I've been making myself find good uses of that time on my own, though. Depending on the projects I'm focusing on, I might spend those days coding, drawing, reading, or writing. Lately, I've been working my way through a stack of philosophy books from the library. Histories give me overviews and show me the relationships between thinkers, while treatises give me the context for all these quotes that have been floating around.

Hmm. Maybe that's what fascinates me about philosophy at the moment. I've picked up bits and pieces of wisdom through quotes and summaries. Now I want to learn more about the context of those sound bites and the thought processes behind them. I want to reflect on the maxims, choose the ones I want to apply to life, and learn how to observe and improve. At some point, I'll probably feel that I can learn more from experience than from books, and then I'll jump back into the fray. In the meantime, it's amazing to be able to condense centuries of thought into afternoons of reading.
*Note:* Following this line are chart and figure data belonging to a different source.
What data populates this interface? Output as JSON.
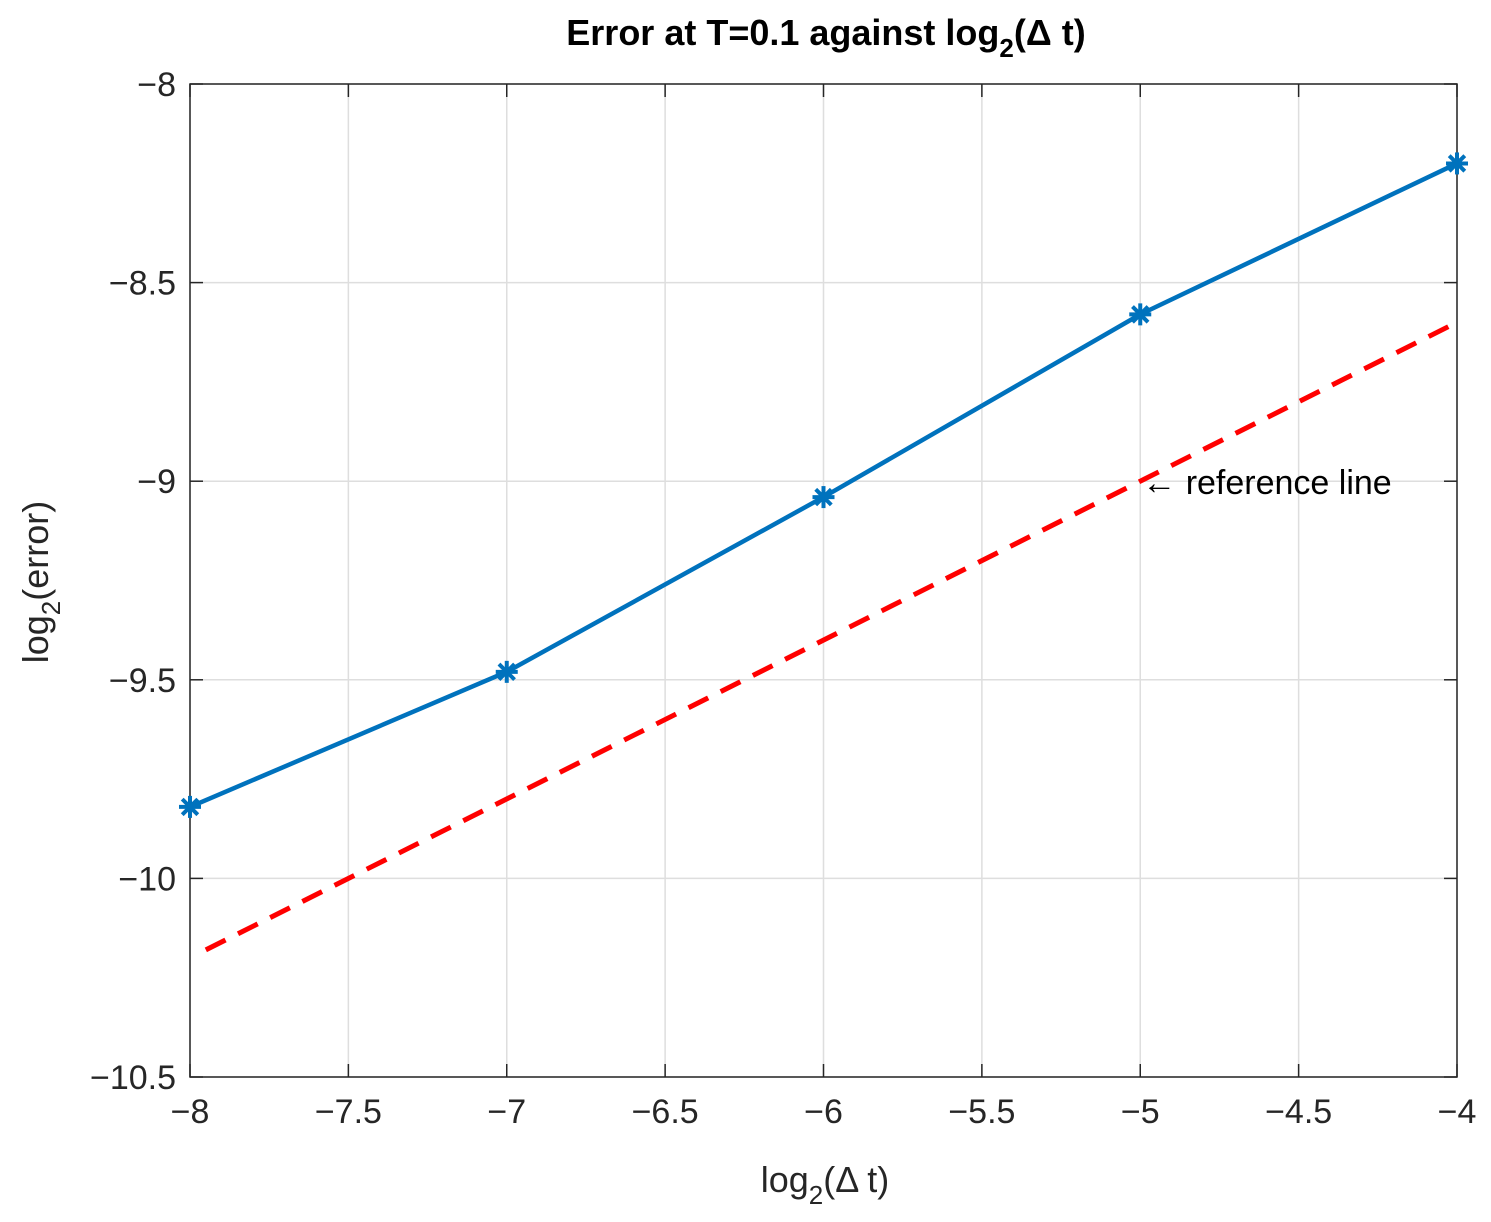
{
  "chart_data": {
    "type": "line",
    "title_main": "Error at T=0.1 against log",
    "title_sub": "2",
    "title_tail": "(Δ t)",
    "xlabel_main": "log",
    "xlabel_sub": "2",
    "xlabel_tail": "(Δ t)",
    "ylabel_main": "log",
    "ylabel_sub": "2",
    "ylabel_tail": "(error)",
    "xlim": [
      -8,
      -4
    ],
    "ylim": [
      -10.5,
      -8
    ],
    "xticks": [
      -8,
      -7.5,
      -7,
      -6.5,
      -6,
      -5.5,
      -5,
      -4.5,
      -4
    ],
    "xtick_labels": [
      "−8",
      "−7.5",
      "−7",
      "−6.5",
      "−6",
      "−5.5",
      "−5",
      "−4.5",
      "−4"
    ],
    "yticks": [
      -10.5,
      -10,
      -9.5,
      -9,
      -8.5,
      -8
    ],
    "ytick_labels": [
      "−10.5",
      "−10",
      "−9.5",
      "−9",
      "−8.5",
      "−8"
    ],
    "grid": true,
    "series": [
      {
        "style": "solid",
        "marker": "asterisk",
        "color": "#0072BD",
        "x": [
          -8,
          -7,
          -6,
          -5,
          -4
        ],
        "y": [
          -9.82,
          -9.48,
          -9.04,
          -8.58,
          -8.2
        ]
      },
      {
        "style": "dashed",
        "marker": "none",
        "color": "#FF0000",
        "x": [
          -7.95,
          -4
        ],
        "y": [
          -10.18,
          -8.6
        ]
      }
    ],
    "annotations": [
      {
        "text": "← reference line",
        "x": -5,
        "y": -9
      }
    ]
  }
}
Not that I fully understand everything, but there's enough to spark awareness and recognition.

I'm not particularly interested in the big questions of metaphysics, epistemology, or logic. Ethics, maybe–small “e” ethics, not as much the Ethics of What Everyone Ought To Do. I want to get better at choosing what's good for me and doing it. The ancient Greeks have a lot to say about that, and some of the later philosophers also do.

I'm not an entrepreneur, or at least not yet. I'm using this space and capital to improve myself (or at least theoretically improve myself) instead of building a business. I'm not even focused on learning a marketable skill that I can list on my résumé, although I'm sure my interests will turn towards that at some point. In the meantime, it feels good to lay the groundwork for more clarity and better decisions.

What's the next step? Well, since I'm interested in applied philosophy, that probably means testing these ideas out in everyday life. On the personal side, there's living simply and thoughtfully. On the social side, maybe practising more loving-kindness. I don't think I'm cut out to be a pure philosopher, so I'll likely use my time to learn, code, write, and draw. I wonder what I'll be curious about after I build a good foundation in this area. Useful skills, perhaps? Design and aesthetics? Business? We'll see.

In the meantime, I'll give my mind enough space to unfold questions and learn from the notes that people have left for us.